In summary, the following represents current understanding about return of fertility post EPL and NFP use:

  • The return of fertility post EPL is variable and can be as early as 13 days post EPL but as long as 100 days or more.
  • The parameters of the menstrual cycle and in particular the luteal phase normalizes by the second menstrual cycle post EPL.
  • There is no evidence that achieving pregnancy soon after EPL will result in another EPL.
  • Couples who wish to achieve a pregnancy post EPL should try to achieve a pregnancy when they are physically and mentally ready.
  • Effectiveness of using NFP post EPL to avoid pregnancy or achieve pregnancy is unknown.

The biggest challenge with the use of NFP post EPL is coping with the unknown time of abstinence during the wait for the first menses post EPL. This time period could be very short but also 100 days or more. One approach could be to use periodic hCG home urine pregnancy tests, and as long as they are positive, the couple would not have to worry about pregnancy. The level of hCG detection in home pregnancy tests is around 20-25 IU/mL, a level that would ensure that pregnancy is not possible. Another option is to use postpartum NFP protocols that various NFP providers have developed; however, most of these protocols are not very effective with postpartum breastfeeding women (Bouchard, Schneider, and Fehring 2013). More research on the variability of the return to fertility and the effects on the menstrual cycle is needed. There is also the need to test the effectiveness of NFP protocols post EPL as well.

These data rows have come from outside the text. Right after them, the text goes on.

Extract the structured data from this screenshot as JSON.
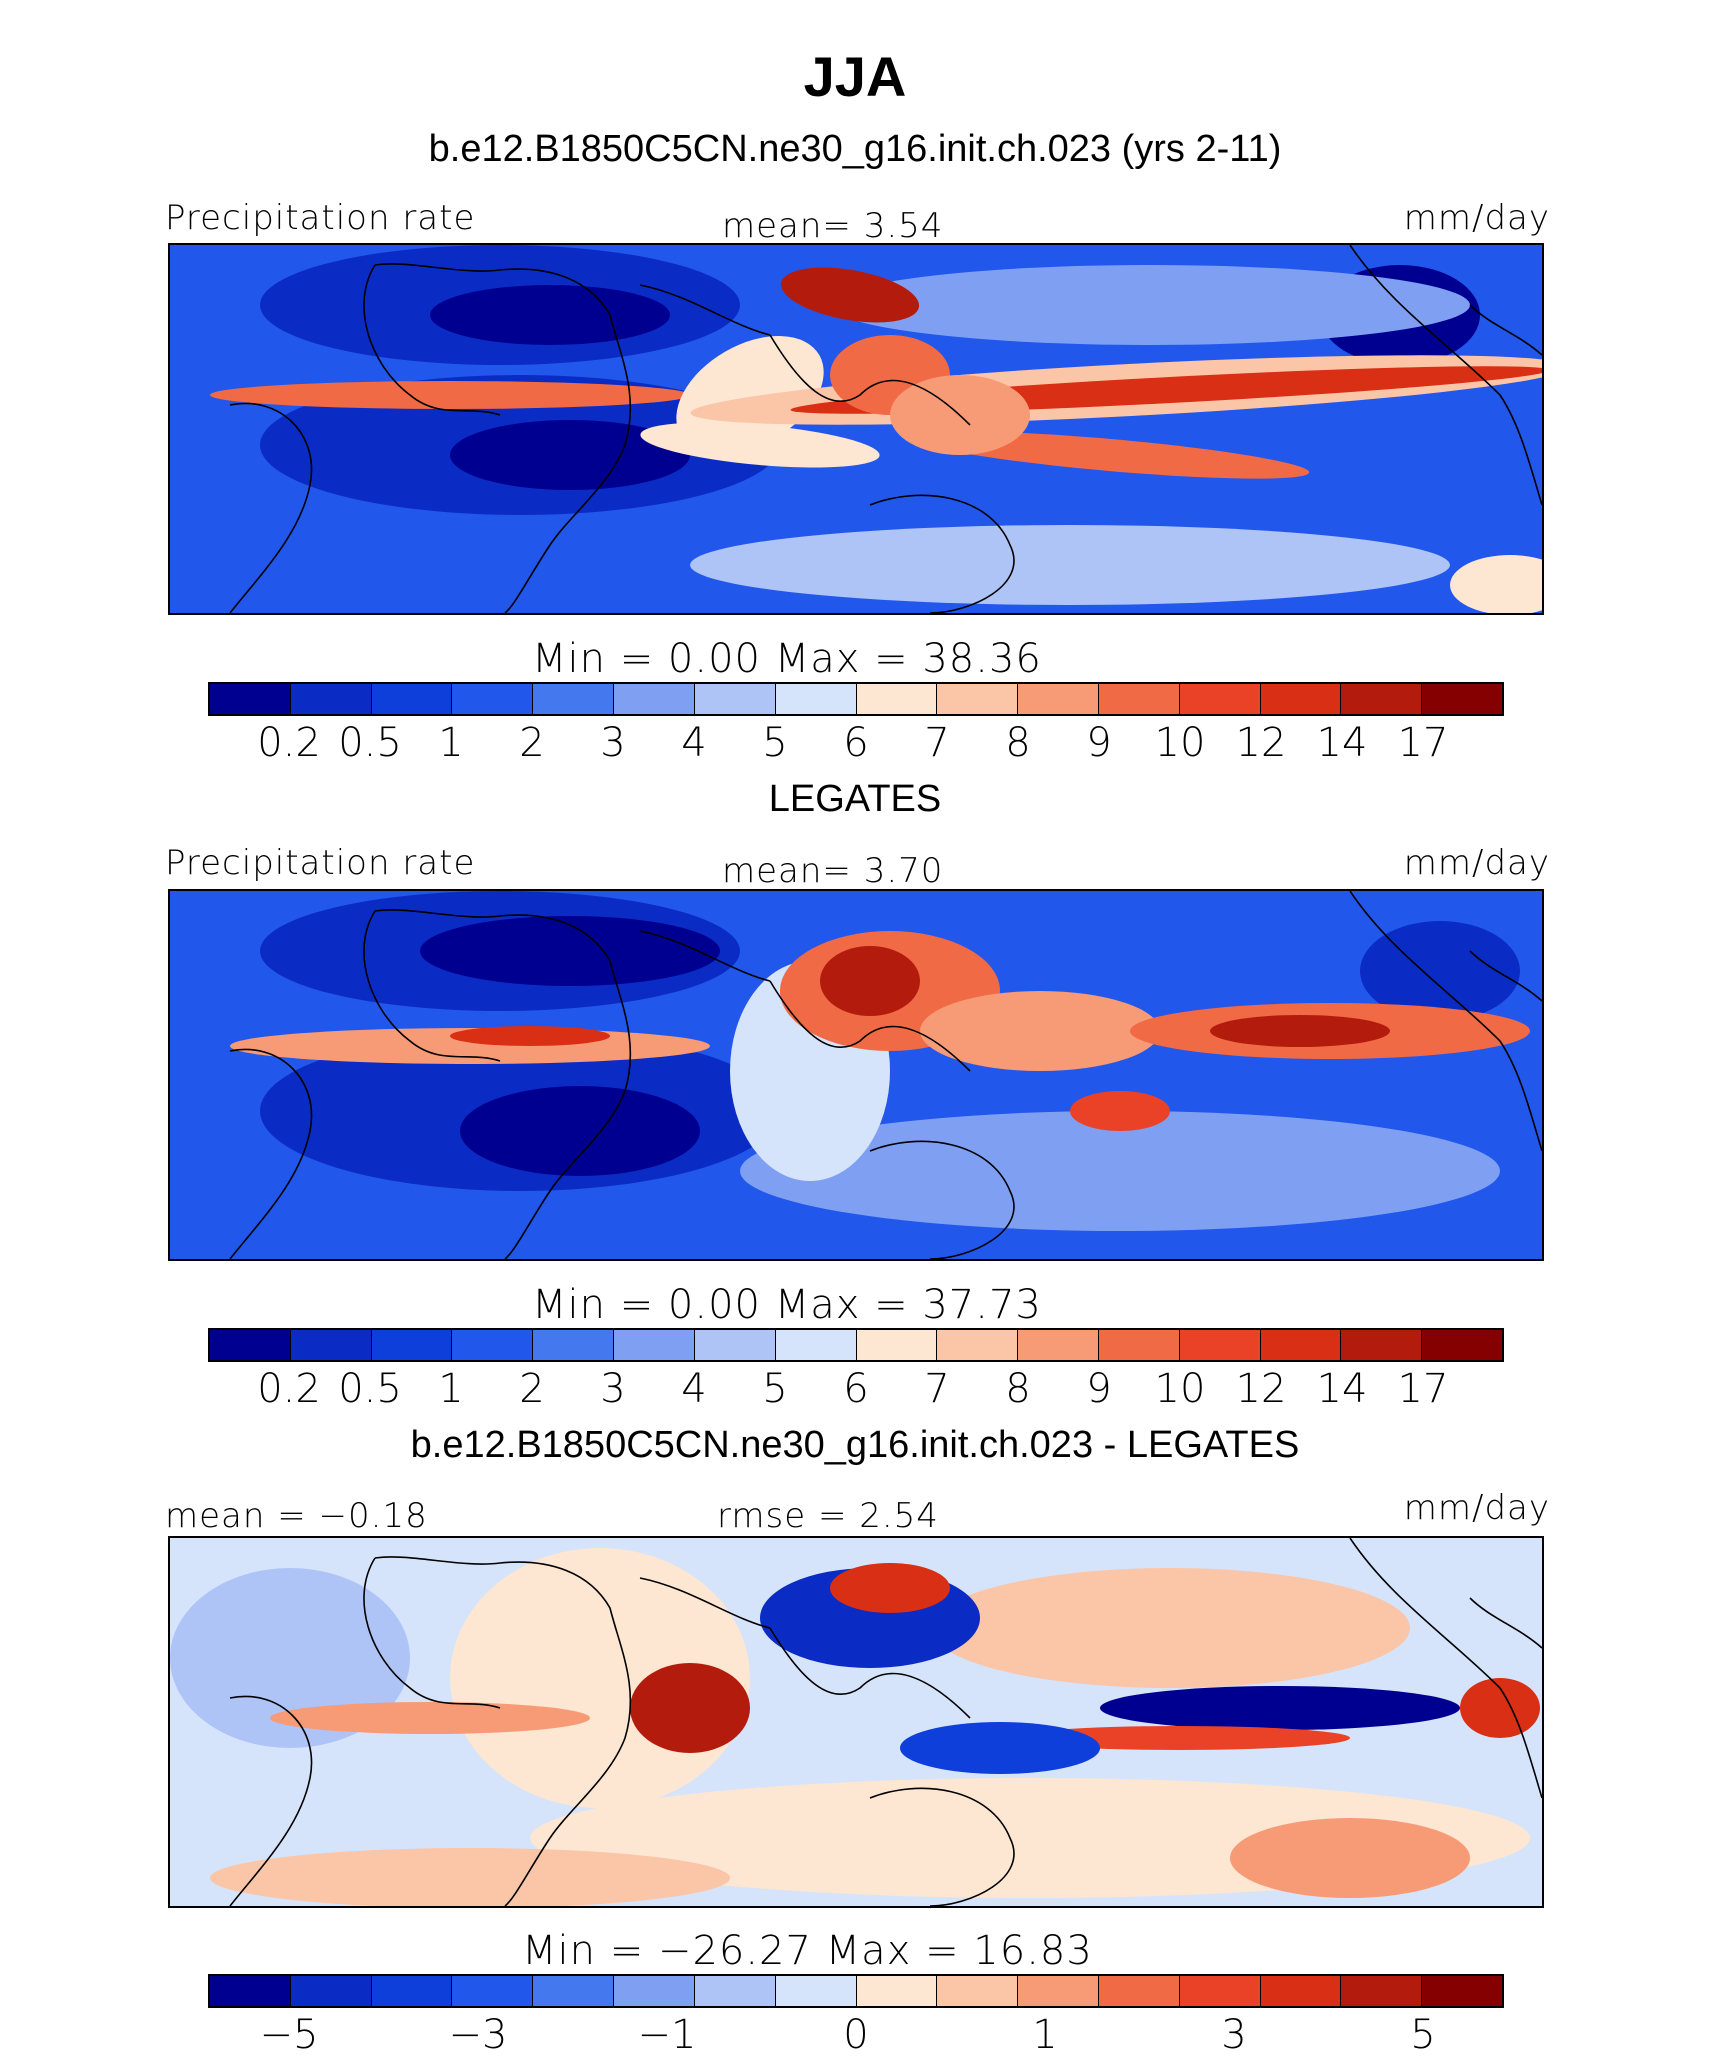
{
  "title": "JJA",
  "colors": [
    "#000090",
    "#0a2cc4",
    "#0f3fda",
    "#2257ec",
    "#4478ee",
    "#7fa0f2",
    "#aec4f7",
    "#d5e4fb",
    "#fde6d2",
    "#fbc5a8",
    "#f79a76",
    "#f06a45",
    "#e94226",
    "#d92f14",
    "#b31c0d",
    "#850000"
  ],
  "panels": [
    {
      "subtitle": "b.e12.B1850C5CN.ne30_g16.init.ch.023 (yrs 2-11)",
      "left_label": "Precipitation rate",
      "center_label": "mean=    3.54",
      "right_label": "mm/day",
      "minmax": "Min  =     0.00  Max  =    38.36",
      "ticks": [
        "0.2",
        "0.5",
        "1",
        "2",
        "3",
        "4",
        "5",
        "6",
        "7",
        "8",
        "9",
        "10",
        "12",
        "14",
        "17"
      ]
    },
    {
      "subtitle": "LEGATES",
      "left_label": "Precipitation rate",
      "center_label": "mean=    3.70",
      "right_label": "mm/day",
      "minmax": "Min  =     0.00  Max  =    37.73",
      "ticks": [
        "0.2",
        "0.5",
        "1",
        "2",
        "3",
        "4",
        "5",
        "6",
        "7",
        "8",
        "9",
        "10",
        "12",
        "14",
        "17"
      ]
    },
    {
      "subtitle": "b.e12.B1850C5CN.ne30_g16.init.ch.023 - LEGATES",
      "left_label": "mean =  −0.18",
      "center_label": "rmse  =    2.54",
      "right_label": "mm/day",
      "minmax": "Min  = −26.27  Max  =    16.83",
      "ticks": [
        "−5",
        "",
        "−3",
        "",
        "−1",
        "",
        "0",
        "",
        "1",
        "",
        "3",
        "",
        "5"
      ]
    }
  ],
  "chart_data": [
    {
      "type": "heatmap",
      "title": "JJA",
      "subtitle": "b.e12.B1850C5CN.ne30_g16.init.ch.023 (yrs 2-11)",
      "variable": "Precipitation rate",
      "units": "mm/day",
      "mean": 3.54,
      "min": 0.0,
      "max": 38.36,
      "contour_levels": [
        0.2,
        0.5,
        1,
        2,
        3,
        4,
        5,
        6,
        7,
        8,
        9,
        10,
        12,
        14,
        17
      ]
    },
    {
      "type": "heatmap",
      "subtitle": "LEGATES",
      "variable": "Precipitation rate",
      "units": "mm/day",
      "mean": 3.7,
      "min": 0.0,
      "max": 37.73,
      "contour_levels": [
        0.2,
        0.5,
        1,
        2,
        3,
        4,
        5,
        6,
        7,
        8,
        9,
        10,
        12,
        14,
        17
      ]
    },
    {
      "type": "heatmap",
      "subtitle": "b.e12.B1850C5CN.ne30_g16.init.ch.023 - LEGATES",
      "units": "mm/day",
      "mean": -0.18,
      "rmse": 2.54,
      "min": -26.27,
      "max": 16.83,
      "contour_level_labels": [
        -5,
        -3,
        -1,
        0,
        1,
        3,
        5
      ]
    }
  ]
}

Republished from Current Medical Research [Winter/Spring 2017 Vol. 28 Nos 1 & 2] with permission from the USCCB.


Sources

  1. Bouchard, T., M. Schneider, and R. Fehring. 2013. Efficacy of a new postpartum transition protocol for avoiding pregnancy. Journal of the American Board of Family Medicine 26: 35-44.
  2. Davanzo J., L. Hale, M. Rahman. 2012. How long after a miscarriage should women wait before becoming pregnant again? Multivariate analysis of cohort data from Matlab, Bangladesh. BMJ Open 2 (4).
  3. Donnet, M. L., P. W. Howie, M. Marnie, W. Cooper, and M. Lewis. 1990. Return of ovarian function following spontaneous abortion. Clinical Endocrinology (Oxford) 33 (1): 13-20.
  4. Fritz, M. A., and L. Speroff. 2011. Clinical Gynecologic Endocrinology and Infertility. Lippincott Williams & Wilkins, 201. 1439 pages.
  5. Heffner, L. J., and D. J. Schust. 2014. The Reproductive System at A Glance. Wiley Blackwell. Chapter 18, “The protein hormones of pregnancy,” 44-45.
  6. Huneger, R. J. and R. Fuller. 1997. A Couple’s Guide to Fertility. Portland (OR): Northwest Family Services.
  7. Knight, J. 2017. The Complete Guide to Fertility Awareness. New York (NY): Routledge, 351-352.
  8. Ratten, G. J. 1970. Resumption of ovulation after incomplete abortion. Australian and New Zealand Journal of Obstetrics and Gynaecology 10 (2):115-8.
  9. Rud, B., and K. Klünder. 1985. The course of pregnancy following spontaneous abortion. Acta Obstetricia et Gynecologica Scandinavica 64 (3): 277-8.
  10. Weschler, T. 2002. Taking Charge of Your Fertility. New York (NY): Harpers Collins, 91-92.
  11. Wyss, P., K. Biedermann, and A. Huch. 1994. Relevance of the miscarriage-new pregnancy interval. Journal of Perinatal Medicine 22 (3):235-41.